This role is a critical part of the Enterprise data team involved in the replacement of legacy ETL tool by providing key data engineering activities including pipeline management, analysis & visualisation engineering. The role will be working closely alongside ETL developers and wider technology teams to engineer solutions supporting their strategic roadmap. This is a high-impact role for a candidate who is passionate about engineering excellence, have a strong technical background and excellent IT skills paired with excellent team working and communication skills. This role is a data engineering role (covering backend, data, infrastructure) and collaborates on solution design, implementation, deployment, testing and support.
Job Duties:
Responsibilities:
Design, implement, and maintain robust data pipelines and infrastructure to support LME integration across data warehouses or critical to ensure reliability and scalability.
Ensure the robustness and quality of data workloads using Python/Java/Scala and modern data engineering practices, including automated validation, monitoring, and comprehensive testing.

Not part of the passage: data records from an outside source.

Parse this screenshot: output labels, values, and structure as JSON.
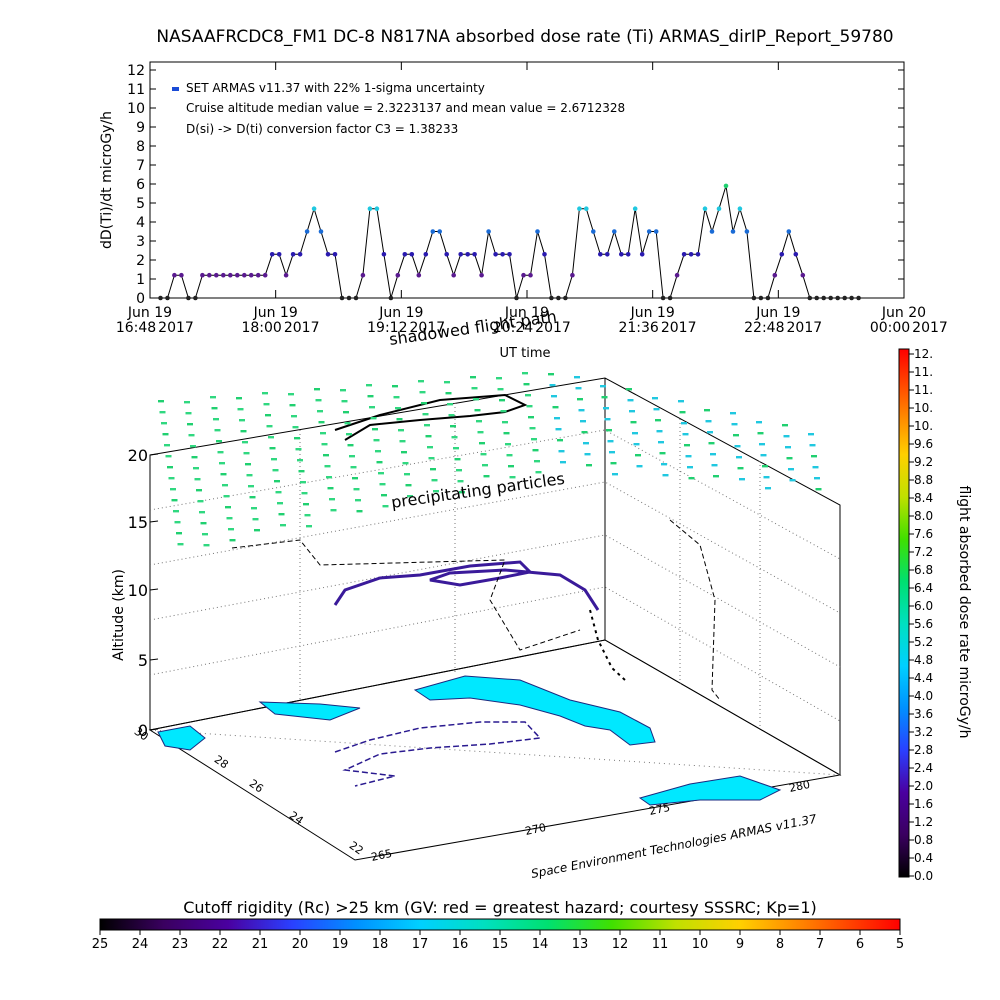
{
  "chart_data": [
    {
      "type": "line",
      "title": "NASAAFRCDC8_FM1 DC-8   N817NA absorbed dose rate (Ti) ARMAS_dirIP_Report_59780",
      "ylabel": "dD(Ti)/dt microGy/h",
      "xlabel": "UT time",
      "ylim": [
        0,
        12
      ],
      "yticks": [
        "0",
        "1",
        "2",
        "3",
        "4",
        "5",
        "6",
        "7",
        "8",
        "9",
        "10",
        "11",
        "12"
      ],
      "xticks": [
        {
          "date": "Jun 19",
          "time": "16:48",
          "year": "2017"
        },
        {
          "date": "Jun 19",
          "time": "18:00",
          "year": "2017"
        },
        {
          "date": "Jun 19",
          "time": "19:12",
          "year": "2017"
        },
        {
          "date": "Jun 19",
          "time": "20:24",
          "year": "2017"
        },
        {
          "date": "Jun 19",
          "time": "21:36",
          "year": "2017"
        },
        {
          "date": "Jun 19",
          "time": "22:48",
          "year": "2017"
        },
        {
          "date": "Jun 20",
          "time": "00:00",
          "year": "2017"
        }
      ],
      "legend": "SET ARMAS v11.37 with 22% 1-sigma uncertainty",
      "annotations": [
        "Cruise altitude median value = 2.3223137 and mean value = 2.6712328",
        "D(si) -> D(ti) conversion factor C3 = 1.38233"
      ],
      "series": [
        {
          "minutes_after_1648": [
            0,
            4,
            8,
            12,
            16,
            20,
            24,
            28,
            32,
            36,
            40,
            44,
            48,
            52,
            56,
            60,
            64,
            68,
            72,
            76,
            80,
            84,
            88,
            92,
            96,
            100,
            104,
            108,
            112,
            116,
            120,
            124,
            128,
            132,
            136,
            140,
            144,
            148,
            152,
            156,
            160,
            164,
            168,
            172,
            176,
            180,
            184,
            188,
            192,
            196,
            200,
            204,
            208,
            212,
            216,
            220,
            224,
            228,
            232,
            236,
            240,
            244,
            248,
            252,
            256,
            260,
            264,
            268,
            272,
            276,
            280,
            284,
            288,
            292,
            296,
            300,
            304,
            308,
            312,
            316,
            320,
            324,
            328,
            332,
            336,
            340,
            344,
            348,
            352,
            356,
            360,
            364,
            368,
            372,
            376,
            380,
            384,
            388,
            392,
            396,
            400
          ],
          "dose_rate_microGy_h": [
            0,
            0,
            1.2,
            1.2,
            0,
            0,
            1.2,
            1.2,
            1.2,
            1.2,
            1.2,
            1.2,
            1.2,
            1.2,
            1.2,
            1.2,
            2.3,
            2.3,
            1.2,
            2.3,
            2.3,
            3.5,
            4.7,
            3.5,
            2.3,
            2.3,
            0,
            0,
            0,
            1.2,
            4.7,
            4.7,
            2.3,
            0,
            1.2,
            2.3,
            2.3,
            1.2,
            2.3,
            3.5,
            3.5,
            2.3,
            1.2,
            2.3,
            2.3,
            2.3,
            1.2,
            3.5,
            2.3,
            2.3,
            2.3,
            0,
            1.2,
            1.2,
            3.5,
            2.3,
            0,
            0,
            0,
            1.2,
            4.7,
            4.7,
            3.5,
            2.3,
            2.3,
            3.5,
            2.3,
            2.3,
            4.7,
            2.3,
            3.5,
            3.5,
            0,
            0,
            1.2,
            2.3,
            2.3,
            2.3,
            4.7,
            3.5,
            4.7,
            5.9,
            3.5,
            4.7,
            3.5,
            0,
            0,
            0,
            1.2,
            2.3,
            3.5,
            2.3,
            1.2,
            0,
            0,
            0,
            0,
            0,
            0,
            0,
            0
          ]
        }
      ]
    },
    {
      "type": "scatter",
      "title": "",
      "zlabel": "Altitude (km)",
      "zticks": [
        "0",
        "5",
        "10",
        "15",
        "20"
      ],
      "xticks": [
        "265",
        "270",
        "275",
        "280"
      ],
      "yticks": [
        "22",
        "24",
        "26",
        "28",
        "30"
      ],
      "annotations": [
        "shadowed flight path",
        "precipitating particles"
      ],
      "credit": "Space Environment Technologies ARMAS v11.37",
      "colorbar": {
        "label": "flight absorbed dose rate microGy/h",
        "ticks": [
          "0.0",
          "0.4",
          "0.8",
          "1.2",
          "1.6",
          "2.0",
          "2.4",
          "2.8",
          "3.2",
          "3.6",
          "4.0",
          "4.4",
          "4.8",
          "5.2",
          "5.6",
          "6.0",
          "6.4",
          "6.8",
          "7.2",
          "7.6",
          "8.0",
          "8.4",
          "8.8",
          "9.2",
          "9.6",
          "10.",
          "10.",
          "11.",
          "11.",
          "12."
        ]
      },
      "rigidity_bar": {
        "label": "Cutoff rigidity (Rc) >25 km (GV: red = greatest hazard; courtesy SSSRC; Kp=1)",
        "ticks": [
          "25",
          "24",
          "23",
          "22",
          "21",
          "20",
          "19",
          "18",
          "17",
          "16",
          "15",
          "14",
          "13",
          "12",
          "11",
          "10",
          "9",
          "8",
          "7",
          "6",
          "5"
        ]
      }
    }
  ]
}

Ensure all technical documentation is accurate, up-to-date, and accessible to relevant stakeholders.
Provide internal data analysis and reporting to support business and technology objectives.
Act as a liaison between technical teams and non-technical stakeholders, ensuring clear and effective communication of project status, risks, and requirements.
Develop and maintain database architectures, including data lakes and data warehouses.
Ensure data quality and consistency through data cleaning, transformation, and validation processes.
Lead incident analysis and root cause investigations for data-related issues, implementing improvements to enhance system stability and performance.
Evaluate possible solutions and designs to establish best approach in terms of customer outcome, architecture and cost. Including prototyping, technical spikes and proofs of concept.
Design, implement and support scalable and robust data pipelines to support analytics and data processing needs.
Implement test or process automation, Test Driven Development, Continuous Integration and Continuous Delivery as required and support the team in implementing best practices.
Requirements:
Experience: Minimum 3 years in software engineering, with demonstrable involvement in at least one production-grade data system within financial services or a similarly regulated industry.
Data Quality: Proven ability to validate and govern data pipelines, ensuring data integrity, correctness, and compliance.
Full-Stack Engineering: Hands-on experience with Java (Spring Boot), React (optional), and Python, covering backend, frontend, and data engineering.
Data Engineering Tools: Proficient with modern data engineering and analytics platforms (e.g., Apache Airflow, Spark, Kafka, dbt, Snowflake, or similar).
DevOps & Cloud: Experience with containerisation (Docker, Kubernetes), CI/CD pipelines, and cloud platforms (e.g., AWS, Azure, GCP) is highly desirable and increasingly standard in the industry.
Bonus for knowledge of:
Scripting languages, preferably Python.
RDBMS systems, PostgresSQL, SQL server or similar.